Em “Do transe à vertigem”, o filósofo e professor da PUC-RJ, Rodrigo Nunes, percorre o bolsonarismo a contrapelo. Nos ensaios escritos nos últimos três anos, Nunes radiografa componentes do que, para ele, é “um fenômeno social resultado de dinâmicas de longo prazo que adquirem uma expressão política comum a partir de 2018”.

As marcas desse movimento, acrescenta o pesquisador, pré-existem a Jair Bolsonaro (PL), candidato cuja derrota possível neste ano não representaria um ponto final nessa energia que convergiu anos atrás.

Nessa hipótese, o capital político do presidente continuaria ativo, sendo então disputado por atores que hoje dividem o palco com o chefe do Executivo, a exemplo dos filhos do presidente e de outros personagens.

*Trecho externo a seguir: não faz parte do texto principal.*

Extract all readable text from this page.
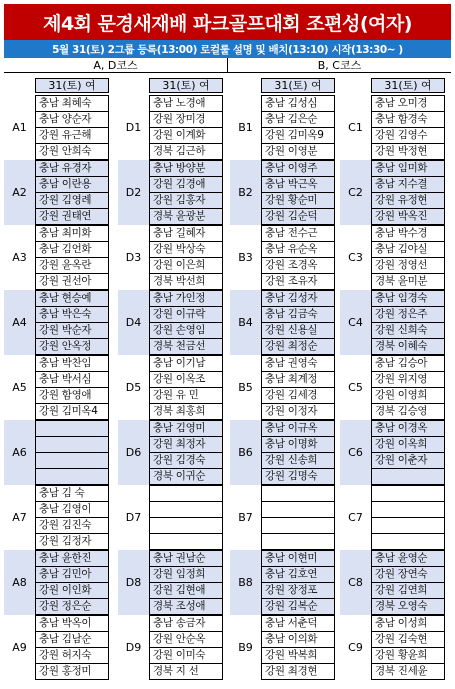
제4회 문경새재배 파크골프대회 조편성(여자)
5월 31(토) 2그룹 등록(13:00) 로컬룰 설명 및 배치(13:10) 시작(13:30~ )
A, D코스	B, C코스
31(토) 여
A1
충남 최혜숙
충남 양순자
강원 유근해
강원 안희숙
A2
충남 유경자
충남 이란용
강원 김영례
강원 권태연
A3
충남 최미화
충남 김언화
강원 윤옥란
강원 권선아
A4
충남 현승예
충남 박은숙
강원 박순자
강원 안옥정
A5
충남 박찬임
충남 박서심
강원 함영애
강원 김미옥4
A6
A7
충남 김 숙
충남 김영이
강원 김진숙
강원 김정자
A8
충남 윤한진
충남 김민아
강원 이인화
강원 정은순
A9
충남 박옥이
충남 김남순
강원 허지숙
강원 홍정미
31(토) 여
D1
충남 노경애
강원 장미경
강원 이계화
경북 김근하
D2
충남 방양분
강원 김경애
강원 김홍자
경북 윤광분
D3
충남 길혜자
강원 박상숙
강원 이은희
경북 박선희
D4
충남 가인정
강원 이규락
강원 손영임
경북 천금선
D5
충남 이기남
강원 이옥조
강원 유 민
경북 최홍희
D6
충남 김영미
강원 최정자
강원 김경숙
경북 이귀순
D7
D8
충남 권남순
강원 임정희
강원 김현애
경북 조성애
D9
충남 송금자
강원 안순옥
강원 이미숙
경북 지 선
31(토) 여
B1
충남 김성심
충남 김은순
강원 김미옥9
강원 이영분
B2
충남 이영주
충남 박근옥
강원 황순미
강원 김순덕
B3
충남 전수근
충남 유순옥
강원 조경옥
강원 조유자
B4
충남 김성자
충남 김금숙
강원 신용실
강원 최정순
B5
충남 권영숙
충남 최계정
강원 김세경
강원 이정자
B6
충남 이규옥
충남 이명화
강원 신송희
강원 김명숙
B7
B8
충남 이현미
충남 김호연
강원 장정포
강원 김복순
B9
충남 서춘덕
충남 이의화
강원 박복희
강원 최경현
31(토) 여
C1
충남 오미경
충남 함경숙
강원 김영수
강원 박정현
C2
충남 임미화
충남 지수결
강원 유정현
강원 박옥진
C3
충남 박수경
충남 김야실
강원 정영선
경북 윤미분
C4
충남 임경숙
강원 정은주
강원 신희숙
경북 이혜숙
C5
충남 김승아
강원 위지영
강원 이영희
경북 김승영
C6
충남 이경옥
강원 이옥희
강원 이춘자
C7
C8
충남 윤영순
강원 장연숙
강원 김연희
경북 오영숙
C9
충남 이성희
강원 김숙현
강원 황윤희
경북 진세윤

Bolsonaro poderia até perder a disputa eleitoral em 2022, mas as forças sociais que emergiram na esteira de sua chegada à Presidência não cessariam.

Em entrevista ao O POVO da Alemanha, Nunes reflete sobre esse quadro, discute as principais categorias que formam o bolsonarismo e por que, mesmo depois da pandemia e de crimes como os cometidos na Amazônia, o presidente segue apoiado por um núcleo coeso que o ajuda a chegar competitivo no pleito.

O POVO – Queria começar a partir do título do seu livro, “Do transe à vertigem”. Essa ideia de transe remete a Glauber Rocha e a outro momento político. Que aproximações existem entre os contextos da ditadura e o que a gente vive hoje?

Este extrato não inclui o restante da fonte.